On the other hand, the haplotype analysis in the family revealed that a double recombinant event had occurred in the transmission of the affected gene from one of the mothers (II-5, Fig. 1) to two of her affected children (III-7 and III-8). The presence of a large inverted repeat as well as multiple smaller repeats in the 5q13 region makes the SMN locus highly susceptible to unequal recombination, causing de novo deletions of SMN1 [2]. This mechanism could be acting in this family, which showed an unexpected number of independent deletion carriers. Husbands of the affected mothers (II-3 and II-5, Fig. 1) are not biologically related, carrying different in-phase haplotypes.

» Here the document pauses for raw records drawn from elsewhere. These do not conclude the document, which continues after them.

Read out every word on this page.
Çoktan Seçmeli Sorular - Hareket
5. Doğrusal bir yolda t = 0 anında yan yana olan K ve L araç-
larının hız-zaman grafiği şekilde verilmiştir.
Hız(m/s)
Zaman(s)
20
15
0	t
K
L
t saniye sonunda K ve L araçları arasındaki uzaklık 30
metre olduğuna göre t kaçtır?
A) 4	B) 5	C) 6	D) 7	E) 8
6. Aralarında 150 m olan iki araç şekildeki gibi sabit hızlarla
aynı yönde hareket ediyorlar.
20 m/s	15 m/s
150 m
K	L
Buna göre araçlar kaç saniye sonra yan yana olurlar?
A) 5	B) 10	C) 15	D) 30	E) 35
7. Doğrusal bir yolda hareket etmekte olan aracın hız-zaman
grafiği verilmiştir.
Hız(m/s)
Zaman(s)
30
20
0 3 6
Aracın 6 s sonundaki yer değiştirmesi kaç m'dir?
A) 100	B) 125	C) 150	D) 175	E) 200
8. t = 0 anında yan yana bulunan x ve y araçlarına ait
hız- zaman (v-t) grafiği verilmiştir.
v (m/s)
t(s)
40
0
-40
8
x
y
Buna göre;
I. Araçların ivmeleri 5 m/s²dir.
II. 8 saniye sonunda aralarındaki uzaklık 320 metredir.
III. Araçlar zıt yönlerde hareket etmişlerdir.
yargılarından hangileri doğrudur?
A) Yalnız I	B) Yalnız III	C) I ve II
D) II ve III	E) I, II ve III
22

The findings in this family show the importance of performing genetic tests to different relatives at risk in specific families, even if they did not have clinical manifestations of the disease. Unfortunately, grandfather I-1 could not be studied but his spouse I-2 was informative enough for inferring genotype origins in their immediate descendants.
Geographic distribution
There was neither close nor remote kinship between the parents in any of the families. Regarding the possible geographic aggregation of SMN1 gene deletion, in only one family, it was observed an eventual “geographic focus” [31], since two grandparents from different ancestral lines of the index case were born in Maracay, State of Aragua. Ancestors of the control individual, carrier of the SMN1 deletion, were born in the central states of the country: Guárico (Calabozo) and Aragua (Villa de Cura), this latter city being very close to Maracay city, suggesting a higher mutation prevalence in that eventual geographic focus. The remaining families had quite diverse places of birth of their ancestors throughout the country, without any clear or even suspected aggregation.